From 1974, Marelli worked as a guest at the Theater Hagen, the Staatstheater Darmstadt, and at the Oper Frankfurt for stage directors Alfred Kirchner and Harry Kupfer. He also designed sets for the Komische Oper Berlin and the Theater am Goetheplatz in Bremen. From 1981, he also directed the operas for which he designed the set, beginning with Mozart's Die Zauberflöte at the Staatstheater Mainz. He was an Oberspielleiter at the Nationaltheater Mannheim in the 1984/85 season.

He has collaborated with his wife, the costume designer Dagmar Niefind, on productions at the Deutsche Oper Berlin, Paris Opéra, the Théâtre du Châtelet in Paris, the Liceu in Barcelona, the Finnish National Opera in Helsinki, the Houston Grand Opera, at the Royal Opera House in London, the Teatro Real in Madrid, in Strassburg, the Nationaloper in Tokyo and in Triest. They worked together for the premiere of Aribert Reimann's Medea at the Vienna State Opera in February 2010, conducted by Michael Boder.

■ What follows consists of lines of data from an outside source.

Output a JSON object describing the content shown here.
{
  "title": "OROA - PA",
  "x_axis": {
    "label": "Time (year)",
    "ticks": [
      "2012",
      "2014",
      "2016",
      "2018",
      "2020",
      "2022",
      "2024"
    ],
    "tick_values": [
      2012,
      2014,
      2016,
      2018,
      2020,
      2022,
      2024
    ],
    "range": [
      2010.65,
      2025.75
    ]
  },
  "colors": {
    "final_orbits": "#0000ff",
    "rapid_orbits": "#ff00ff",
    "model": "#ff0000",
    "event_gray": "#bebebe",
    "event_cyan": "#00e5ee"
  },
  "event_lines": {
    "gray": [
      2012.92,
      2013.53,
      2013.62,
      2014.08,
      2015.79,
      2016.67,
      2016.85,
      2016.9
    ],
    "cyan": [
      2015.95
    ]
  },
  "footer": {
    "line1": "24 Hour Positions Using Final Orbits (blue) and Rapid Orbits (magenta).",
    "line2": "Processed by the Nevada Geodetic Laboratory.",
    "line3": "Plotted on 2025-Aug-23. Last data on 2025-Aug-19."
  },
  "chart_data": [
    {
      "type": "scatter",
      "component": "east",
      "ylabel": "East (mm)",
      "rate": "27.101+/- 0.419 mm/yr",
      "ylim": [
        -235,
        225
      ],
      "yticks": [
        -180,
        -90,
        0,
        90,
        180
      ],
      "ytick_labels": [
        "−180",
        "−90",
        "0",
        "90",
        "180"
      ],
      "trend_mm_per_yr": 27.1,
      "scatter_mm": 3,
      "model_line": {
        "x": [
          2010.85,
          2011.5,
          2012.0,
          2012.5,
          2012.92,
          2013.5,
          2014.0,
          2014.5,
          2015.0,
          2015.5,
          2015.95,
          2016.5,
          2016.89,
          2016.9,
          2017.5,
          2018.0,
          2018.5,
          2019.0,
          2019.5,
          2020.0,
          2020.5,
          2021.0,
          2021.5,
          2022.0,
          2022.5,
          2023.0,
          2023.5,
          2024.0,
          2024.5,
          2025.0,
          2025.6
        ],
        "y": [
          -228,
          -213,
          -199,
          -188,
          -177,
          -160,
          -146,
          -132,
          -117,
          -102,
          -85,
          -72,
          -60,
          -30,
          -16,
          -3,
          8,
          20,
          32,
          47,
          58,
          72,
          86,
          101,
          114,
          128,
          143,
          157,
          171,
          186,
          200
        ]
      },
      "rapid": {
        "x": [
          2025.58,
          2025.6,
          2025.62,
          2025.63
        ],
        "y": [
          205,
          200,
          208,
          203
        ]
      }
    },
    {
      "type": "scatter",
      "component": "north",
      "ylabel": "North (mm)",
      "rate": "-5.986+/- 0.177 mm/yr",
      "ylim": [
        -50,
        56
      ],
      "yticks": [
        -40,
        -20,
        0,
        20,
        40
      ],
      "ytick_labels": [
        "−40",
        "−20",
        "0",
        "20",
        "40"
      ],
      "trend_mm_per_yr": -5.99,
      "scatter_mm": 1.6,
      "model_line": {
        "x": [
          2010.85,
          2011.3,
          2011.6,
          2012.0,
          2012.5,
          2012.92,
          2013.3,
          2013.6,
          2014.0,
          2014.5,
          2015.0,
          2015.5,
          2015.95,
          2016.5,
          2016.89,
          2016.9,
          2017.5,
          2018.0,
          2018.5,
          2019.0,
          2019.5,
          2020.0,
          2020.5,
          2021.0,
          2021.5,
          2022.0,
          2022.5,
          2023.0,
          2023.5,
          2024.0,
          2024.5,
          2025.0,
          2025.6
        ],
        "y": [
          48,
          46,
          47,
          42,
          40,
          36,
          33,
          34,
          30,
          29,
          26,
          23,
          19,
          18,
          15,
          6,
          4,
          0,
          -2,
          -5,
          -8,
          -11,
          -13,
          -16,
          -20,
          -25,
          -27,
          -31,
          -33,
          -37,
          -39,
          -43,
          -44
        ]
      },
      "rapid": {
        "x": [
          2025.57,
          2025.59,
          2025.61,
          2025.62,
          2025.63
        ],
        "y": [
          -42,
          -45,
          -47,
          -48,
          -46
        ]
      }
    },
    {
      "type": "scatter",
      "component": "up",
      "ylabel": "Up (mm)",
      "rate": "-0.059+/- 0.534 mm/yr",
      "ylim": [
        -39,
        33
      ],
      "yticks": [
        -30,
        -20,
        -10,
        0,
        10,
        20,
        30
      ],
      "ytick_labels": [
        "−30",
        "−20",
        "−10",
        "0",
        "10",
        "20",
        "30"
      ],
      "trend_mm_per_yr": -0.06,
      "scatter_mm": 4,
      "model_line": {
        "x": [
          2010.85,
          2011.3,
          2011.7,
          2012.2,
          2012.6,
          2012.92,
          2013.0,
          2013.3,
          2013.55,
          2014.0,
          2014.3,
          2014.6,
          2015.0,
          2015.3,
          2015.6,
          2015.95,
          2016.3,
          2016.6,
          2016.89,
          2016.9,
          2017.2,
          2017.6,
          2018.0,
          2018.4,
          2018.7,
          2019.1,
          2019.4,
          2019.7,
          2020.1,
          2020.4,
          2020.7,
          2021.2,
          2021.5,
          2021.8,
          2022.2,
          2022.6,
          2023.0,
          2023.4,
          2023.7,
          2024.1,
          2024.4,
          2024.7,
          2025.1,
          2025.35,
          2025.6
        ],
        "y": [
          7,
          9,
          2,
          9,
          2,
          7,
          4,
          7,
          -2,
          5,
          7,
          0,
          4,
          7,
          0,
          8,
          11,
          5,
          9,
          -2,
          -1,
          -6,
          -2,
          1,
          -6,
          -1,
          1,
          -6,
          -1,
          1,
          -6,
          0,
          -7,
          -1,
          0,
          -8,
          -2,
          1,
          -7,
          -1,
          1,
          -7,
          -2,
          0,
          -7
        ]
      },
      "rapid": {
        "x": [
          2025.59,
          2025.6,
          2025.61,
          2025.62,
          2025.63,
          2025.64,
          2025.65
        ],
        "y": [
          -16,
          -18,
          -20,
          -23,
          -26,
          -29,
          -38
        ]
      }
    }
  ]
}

Marelli was awarded a Danish Reumert Prize in 2009. He was made an honorary member of the Vienna State Opera in 2010.

== Work ==
Marelli created stage sets, and from the early 1981s also directed the following operas:

- 1975: Mozart – Die Zauberflöte
- 1979: Gottfried von Einem – Dantons Tod, directed by Peter Brenner
- 1979: Janáček – Její pastorkyňa, directed by Alfred Kirchner
- 1981: Puccini – Madame Butterfly, directed by Harry Kupfer
- 1981: Frederick Delius – Romeo und Julia auf dem Dorfe, directed by Kurt Horres
- 1981: Mozart – Die Zauberflöte
- 1983: Johann Christian Bach – Amadis de Gaule
- 1986: Hans-Jürgen von Bose – Die Leiden des jungen Werthers
- 1986: Verdi – Don Carlos
- 1987: Mozart – Così fan tutte
- 1988: Mozart – Don Giovanni
- 1989: Mozart – Le nozze di Figaro
- 1992: Hans Werner Henze – Der Prinz von Homburg
- 1992: Ligeti – Le Grand Macabre
- 1993: Richard Strauss – Capriccio
- 1994: Hindemith – Cardillac
- 1995: Franz Schubert – Des Teufels Lustschloß
- 1995: Verdi – Simon Boccanegra
- 1995: Wagner – Tristan und Isolde
- 1996: Jules Massenet – Werther
- 1996: Richard Strauss – Die schweigsame Frau
- 1997: Verdi – Falstaff
- 1997: Wagner – Der fliegende Holländer
- 1997: Mozart – Così fan tutte
- 1997: Frank Martin – Le Vin herbé
- 1998: Matthias Pintscher – Thomas Chatterton (premiere)
- 1999: Strauss – Ariadne auf Naxos
- 2000: Puccini – Gianni Schicchi
- 2000: Schönberg – Die Jakobsleiter
- 2000: Mozart – Die Zauberflöte
- 2000: Strauss – Die schweigsame Frau
- 2000: Mozart – Die Entführung aus dem Serail
- 2001: Bellini – La sonnambula
- 2003: Verdi – Falstaff
- 2004: Debussy – Pelléas et Mélisande
- 2007: Weber – Der Freischütz
- 2010: Aribert Reimann – Medea (premiere, Vienna / Frankfurt)

== Literature ==
- Christoph Albrecht (musicologist, born 1944) (ed.): Marco Arturo Marelli – Ich höre den Raum. Arbeiten für die Oper des Regisseurs und Bühnenbildners. Henschel Verlag, Leipzig 2010, ISBN 978-3-89487-666-1.